Science, Earth and Space Sciences

Resource Type

  • Data

Regional Focus

Global

Sea Level

Synopsis
  • This resource includes two graphs that show the rate at which sea levels are rising. 
  • One graph is based on more recent satellite data, and the other includes historical measurements going back to 1900. 
  • Students will learn that sea level rise is caused by melting land ice and the expansion of water molecules as seawater warms. 
Teaching Tips

Positives

  • The graphs are easy to read and understand.
  • Students can click and drag on the graph to view a zoomed-in view of a specific period.
  • The graph that depicts data from 1900 to 2020 indicates sources that have caused an increase in sea level with a plus (+) sign and sources that have caused a decrease in sea level with a minus (-) sign.

Additional Prerequisites

  • Students should understand how to read a line graph.
  • Some students might not understand what the ± (plus-minus sign) means (e.g., sea level rise is 98 ± 4 mm).
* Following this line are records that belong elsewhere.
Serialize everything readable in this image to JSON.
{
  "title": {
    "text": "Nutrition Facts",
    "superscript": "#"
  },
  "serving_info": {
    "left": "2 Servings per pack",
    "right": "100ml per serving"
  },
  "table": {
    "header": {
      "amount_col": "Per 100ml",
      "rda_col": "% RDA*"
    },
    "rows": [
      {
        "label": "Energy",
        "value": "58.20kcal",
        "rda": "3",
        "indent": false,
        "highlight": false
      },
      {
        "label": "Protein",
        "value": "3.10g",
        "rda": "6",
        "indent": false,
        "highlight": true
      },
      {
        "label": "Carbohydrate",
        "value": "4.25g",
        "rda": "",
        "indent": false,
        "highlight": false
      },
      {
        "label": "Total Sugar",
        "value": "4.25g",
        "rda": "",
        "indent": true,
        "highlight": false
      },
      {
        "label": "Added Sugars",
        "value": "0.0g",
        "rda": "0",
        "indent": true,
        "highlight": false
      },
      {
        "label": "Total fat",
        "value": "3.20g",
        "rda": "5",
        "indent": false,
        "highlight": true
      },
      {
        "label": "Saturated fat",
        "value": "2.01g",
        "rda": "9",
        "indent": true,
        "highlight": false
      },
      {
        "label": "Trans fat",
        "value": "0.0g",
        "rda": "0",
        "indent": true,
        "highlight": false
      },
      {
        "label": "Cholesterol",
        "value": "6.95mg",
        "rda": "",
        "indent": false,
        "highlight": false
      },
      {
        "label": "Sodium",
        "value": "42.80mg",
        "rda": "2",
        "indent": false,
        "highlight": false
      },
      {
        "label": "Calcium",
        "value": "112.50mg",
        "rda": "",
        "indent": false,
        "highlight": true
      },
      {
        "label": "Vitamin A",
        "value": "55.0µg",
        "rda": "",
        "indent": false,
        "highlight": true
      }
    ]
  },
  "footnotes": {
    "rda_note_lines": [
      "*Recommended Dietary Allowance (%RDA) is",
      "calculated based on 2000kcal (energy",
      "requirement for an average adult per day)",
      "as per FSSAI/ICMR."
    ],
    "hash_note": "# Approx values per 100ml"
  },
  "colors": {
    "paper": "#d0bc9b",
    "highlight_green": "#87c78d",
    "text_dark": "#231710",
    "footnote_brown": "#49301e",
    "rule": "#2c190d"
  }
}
This is the uncertainty margin. That means that there is a high probability that the true number is within that range. For more information about the uncertainty margin, hover over the "i" icon on the left side of the page to the right of the latest measurement.

Differentiation

  • Geography and social studies classes could discuss how sea level rise results in unequal effects on various populations, particularly those in low-lying coastal areas or islands.
  • Students could discuss the factors that cause sea levels to increase and decrease and discuss how those factors might inform climate action aimed at keeping sea levels low.  
  • Other resources on this topic include this video on thermal expansion and sea level rise, this interactive map of areas that will be impacted by sea level rise, and this article on the effect of rising seawater on groundwater resources.
Scientist Notes

The resource tracks sea levels starting in 1993. It is instructive and will deepen students' understanding of climate controls such as melting ice sheets, glaciers, thermal expansion, and its impact on the rising sea level globally. This resource is valid and recommended for teaching.

Standards
  • Next Generation Science Standards (NGSS)
    • ESS2: Earth's Systems
      • MS-ESS2-4 Develop a model to describe the cycling of water through Earth's systems driven by energy from the sun and the force of gravity.
      • HS-ESS2-2 Analyze geoscience data to make the claim that one change to Earth’s surface can create feedbacks that cause changes to other Earth systems.
    • ESS3: Earth and Human Activity
      • MS-ESS3-3 Apply scientific principles to design a method for monitoring and minimizing a human impact on the environment.
      • HS-ESS3-5 Analyze geoscience data and the results from global climate models to make an evidence-based forecast of the current rate of global or regional climate change and associated future impacts to Earth systems.
      • HS-ESS3-6 Use a computational representation to illustrate the relationships among Earth systems and how those relationships are being modified due to human activity.